Divers

Les enfants de Prospero

La Croix 19/1/1967

Nos idées marchent moins vite que le monde. Elles évoquent ces étoiles que nous contemplons, les soirs d'été, sans savoir si elles ne sont pas éteintes depuis très longtemps. Le répéter après tant d'autres apparaîtra un truisme ; mais, malheureusement, de ces vérités mortes nous instruisons notre action. Elles nous dictent des contresens. En 1967, nos cerveaux palpitent au XIXe siècle.

J'y pensais en écoutant, lors d'un dîner à Paris, des propos tenus sur les Français expatriés en Afrique. On parlait de leur société comme si en soixante-quinze ans elle n'avait pas évoluée. À entendre certains commensaux, j'aurais pu les croire contemporains des pionniers. Ils exaltaient ou blâmaient nos contemporains ultramarins pour des qualités ou des vices qu'ils ne possèdent plus depuis longtemps. Voilà bien des années pourtant qu'au colonisateur, ce Prospero, efficace et dur, peu scrupuleux, mais bâtisseur d'empires,  ont succédé de tout autres hommes. D'abord le Colonial, décalque du précédent (mais le visage un peu dilué dans la graisse), avec en moins certains défauts, mais en moins aussi beaucoup de vertus. Pendant quelque cinquante ans, il fut toujours s'affadissant. Le frigidaire brusqua cette évolution ou plutôt suscita une révolution. Car s'en fut une pour de petits mondes fermés : le frigidaire, changeant les conditions de vie, permit la venue de l'Européenne. celle-ci débarqua, charriant dans ses malles tout un lot de préjugés. Souvent désœuvrée, encore plus engluée dans un racisme passif, elle s'acharna (sauf, bien entendu, des exceptions heureusement nombreuses) à reconstituer autour d'elle-même et de son mari la Brive-la-Gaillarde ou le Saint-Pol-de-Léon quittés. Quant aux Africains, jadis très proches des pionniers, même quand ils en pâtissaient, les voilà exilés loin des banlieues exotiques où se joue le mime de la sous-préfecture française. Ils ne constituaient plus guère qu'un élément du décor et disparaissaient le soir avec le dernier boy, comme engloutis par les ténèbres.

Presque autant que le Colonisateur, le Colonial a disparu.

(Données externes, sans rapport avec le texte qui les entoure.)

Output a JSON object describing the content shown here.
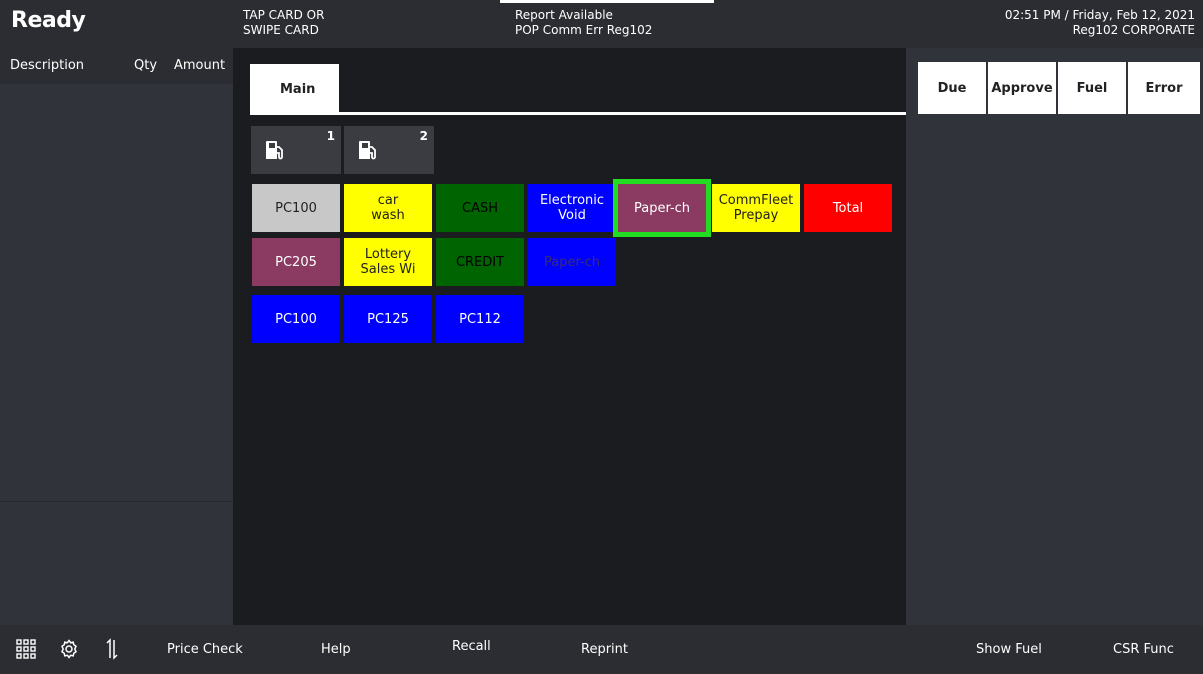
{
  "header": {
    "status": "Ready",
    "prompt_line1": "TAP CARD OR",
    "prompt_line2": "SWIPE CARD",
    "message_line1": "Report Available",
    "message_line2": "POP Comm Err Reg102",
    "datetime": "02:51 PM / Friday, Feb 12, 2021",
    "register": "Reg102  CORPORATE"
  },
  "transaction": {
    "columns": [
      "Description",
      "Qty",
      "Amount"
    ]
  },
  "tabs": {
    "main": "Main"
  },
  "pumps": [
    {
      "number": "1",
      "icon": "fuel-pump-icon"
    },
    {
      "number": "2",
      "icon": "fuel-pump-icon"
    }
  ],
  "grid_buttons": {
    "pc100_a": "PC100",
    "car_wash_1": "car",
    "car_wash_2": "wash",
    "cash": "CASH",
    "evoid_1": "Electronic",
    "evoid_2": "Void",
    "paper_ch_a": "Paper-ch",
    "commfleet_1": "CommFleet",
    "commfleet_2": "Prepay",
    "total": "Total",
    "pc205": "PC205",
    "lottery_1": "Lottery",
    "lottery_2": "Sales Wi",
    "credit": "CREDIT",
    "paper_ch_b": "Paper-ch",
    "pc100_b": "PC100",
    "pc125": "PC125",
    "pc112": "PC112"
  },
  "colors": {
    "gray": "#c8c8c8",
    "yellow": "#ffff00",
    "green": "#006400",
    "blue": "#0000ff",
    "mauve": "#8b3a62",
    "red": "#ff0000",
    "selection": "#22dd22"
  },
  "right_panel": {
    "due": "Due",
    "approve": "Approve",
    "fuel": "Fuel",
    "error": "Error"
  },
  "footer": {
    "icons": [
      "grid-menu-icon",
      "settings-gear-icon",
      "vertical-arrows-icon"
    ],
    "price_check": "Price Check",
    "help": "Help",
    "recall": "Recall",
    "reprint": "Reprint",
    "show_fuel": "Show Fuel",
    "csr_func": "CSR Func"
  }
}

Il fut remplacé d'abord par un personnage heureusement éphémère : le Fabricant-de-CFA. Né au lendemain des indépendances, parcimonieux pour lui-même et avare pour les autres, servile avec les Africains quitte à en médire, il grêla ces dernières années comme sauterelles sur un champ de mil. Passager d'une Afrique qu'il ne voyait que de la rambarde de son âpreté, il projeta en écran la villa de la Côte d'Azur que parfois, à force de privations, il était venu gagner. Nous étonnerons-nous que cet individu falot, défini par un compte postal, se voit estompé, malgré de multiples survivants, presque sans laisser de traces ?

Il finit à son tour de s'effacer, m'a fit remarquer un ministre tchadien avec qui, récemment, je m'entretenais de cette évolution des Européens d'Afrique. Deux sortes d'hommes l'ont déjà remplacé : le Coopérateur et l'Entrepreneur. Ils se distinguent de leurs devanciers immédiats par la volonté de construire. Ils rejoignent ainsi les pionniers dont l'un, le Coopérateur, se distingue par plus de générosité et l'autre, l'Entrepreneur, par une énergie mieux orientée. L'un parfois naïf et mal préparé, l'autre souvent trop empressé à conquérir la fortune, en dépit de leurs lacunes, ils bâtissent.

Et pour eux, l'Afrique existe. Reste à savoir si eux-mêmes existent vraiment aux yeux de l'Africain. Reste à savoir si, pour l'Africain, ils ne demeurent pas cachés par le mur d'incompréhension qu'a érigé la situation coloniale. Que de jeunes coopérateurs ou entrepreneurs j'ai vu se rebuter de n'être pas compris ou, tout au moins, de ne pas se faire admettre à l'amitié africaine ! Conseillons-leur de patienter. Cette amitié s'avère lente à gagner, car elle suppose que par dessus le passé colonial et les complexes du Noir baptisés par lui nationalisme (au vrai, trop fréquemment, maladroites rancœurs et xénophobie) s'instaure la confiance. Il y faut au minimum quatre ou cinq ans. Mais cette amitié ne se perd plus. À la fin de la comédie, Prospero fait de son île le royaume de la réconciliation.